One of the issues we have is that we can't just transfer those resources one by one as the data changes often and it takes way too much time to make one HTTP call per resource. We need to transfer them in bulk, ideally about 150 resources per HTTP call.
In our previous implementation we created out own PUT end-point for bulk creation/replacement of resources that would get an array of resources as input.
In the new implementation we would like to achieve this using a 100% compliant TMF approach and this is where I am failing at finding the correct way to achieve that. Maybe we should just stick to providing some additional non-TMF end-points or maybe there is a better approach than what we discussed so far. Any help in finding the right direction is really appreciated.
You have edge inventories and a central inventory which is the set of all edge inventories. It's strange that you say you need to push items from the central inventory to the edge, one would expect that inventory changes at the edge would be pushed to the central mirror, with the edge being the authoritative version (source of truth), but you do you.
The topic of Catalog synchronization was addressed fairly thoroughly in the BOS Catalyst (DTW2019) which contributed to IG1222 ODA Technical Architecture Part 4 – ODA Patterns. Inventory synchronization would follow the same principles. We describe how Gartner's Master Data Management (MDM) patterns apply and provided detailed API examples for a few identified patterns including:
You say you have an efficient solution for synchronization however you want something which would be TMF compliant. IMHO you can use any mechanism you wish to synchronize the data between sites, that doesn't necessarily change the compliance of any single Open API endpoint.
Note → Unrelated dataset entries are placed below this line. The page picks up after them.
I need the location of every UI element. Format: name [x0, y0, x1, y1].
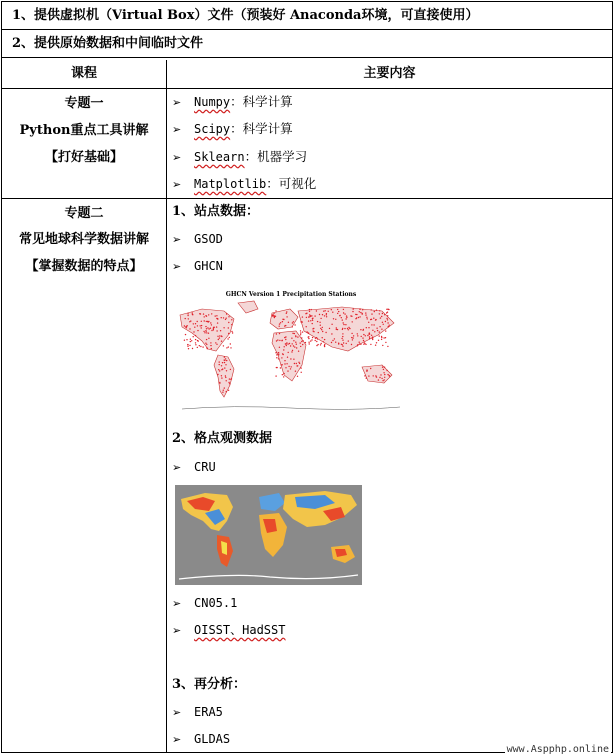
section-grid-data: 2、格点观测数据 — [172, 431, 273, 446]
section-station-data: 1、站点数据： — [172, 204, 260, 219]
list-item: ➢ Scipy：科学计算 — [172, 116, 293, 142]
header-course: 课程 — [70, 66, 97, 81]
arrow-bullet-icon: ➢ — [172, 233, 182, 246]
list-item: ➢ Numpy：科学计算 — [172, 89, 293, 115]
list-item: ➢ GLDAS — [172, 726, 230, 752]
course-document — [1, 1, 613, 753]
note-line-1: 1、提供虚拟机（Virtual Box）文件（预装好 Anaconda环境，可直接使用） — [2, 2, 612, 30]
topic1-tag: 【打好基础】 — [44, 150, 123, 165]
cru-grid-map — [175, 485, 362, 585]
list-item: ➢ CN05.1 — [172, 590, 237, 616]
arrow-bullet-icon: ➢ — [172, 624, 182, 637]
map-title: GHCN Version 1 Precipitation Stations — [225, 291, 357, 298]
arrow-bullet-icon: ➢ — [172, 178, 182, 191]
list-item: ➢ GHCN — [172, 253, 223, 279]
arrow-bullet-icon: ➢ — [172, 96, 182, 109]
section-reanalysis: 3、再分析： — [172, 677, 247, 692]
list-item: ➢ CRU — [172, 454, 216, 480]
header-content: 主要内容 — [363, 66, 416, 81]
arrow-bullet-icon: ➢ — [172, 706, 182, 719]
watermark: www.Aspphp.online — [506, 744, 609, 755]
list-item: ➢ Matplotlib：可视化 — [172, 171, 316, 197]
topic1-title: 专题一 — [64, 96, 104, 111]
topic2-subtitle: 常见地球科学数据讲解 — [18, 232, 149, 247]
topic1-subtitle: Python重点工具讲解 — [19, 123, 149, 138]
topic2-title: 专题二 — [64, 206, 104, 221]
column-divider — [166, 60, 167, 753]
note-line-2: 2、提供原始数据和中间临时文件 — [2, 30, 612, 58]
list-item: ➢ ERA5 — [172, 699, 223, 725]
arrow-bullet-icon: ➢ — [172, 151, 182, 164]
arrow-bullet-icon: ➢ — [172, 123, 182, 136]
arrow-bullet-icon: ➢ — [172, 461, 182, 474]
arrow-bullet-icon: ➢ — [172, 597, 182, 610]
list-item: ➢ Sklearn：机器学习 — [172, 144, 307, 170]
list-item: ➢ OISST、HadSST — [172, 617, 285, 643]
list-item: ➢ GSOD — [172, 226, 223, 252]
topic2-tag: 【掌握数据的特点】 — [25, 259, 143, 274]
row-divider — [2, 198, 612, 199]
header-divider — [2, 88, 612, 89]
arrow-bullet-icon: ➢ — [172, 260, 182, 273]
arrow-bullet-icon: ➢ — [172, 733, 182, 746]
ghcn-station-map — [172, 285, 410, 417]
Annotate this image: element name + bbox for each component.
Let's say a TMF639 interface at central receives a POST and creates a new Resource. You could arrange to have that Resource appear in the correct edge inventory and be immediately available for GET on TMF639 at that edge. If you are supporting notifications, and there is a subscriber at the edge, you create an event to notify the creation when the synchronization happens. It doesn't matter that the entity was created by some other protocol, logically there was a ResourceCreateEvent, the notification event reports the new Resource. Both TMF639 implementations are perfectly compliant in this scenario.
thanks for the clarification. I would like to have a look at the ODA Patterns you mentioned but that download is for members only and, although I am working as an external for a company which is a member, I do not have access myself to that document.
Regarding my use-case, I tried to keep it simple just for reasoning purposes. The actual use case is a bit more complicated. The logical resources are mostly created at the central location and replicated at the edge because the planning is happening at the central location and that is the source of truth. Only one specific type of logical resource gets created at the edges and is synchronized back to the central location.
And then for physical resources, they all get created and updated at the edges and synchronized to the central location.
And then we also have some other support classes that are part of the logical resources that get created and updated at the edges and synchronized to the central location.
As you can see the scenario is a bit more complicated because synchronization is happening in both directions based on different classes of resources.
And on top of that we also have one more layer of synchronization to an external system that we do not own and that is both providing data and receiving updates.
That's why the synchronization process is so important and it has to be solid and fast to keep all this data in sync at almost real time.
The fact that you are saying that we can introduce whatever process we want to keep the data in sync as long as we, let's say, do not change the behavior of the TMF defined APIs is reassuring.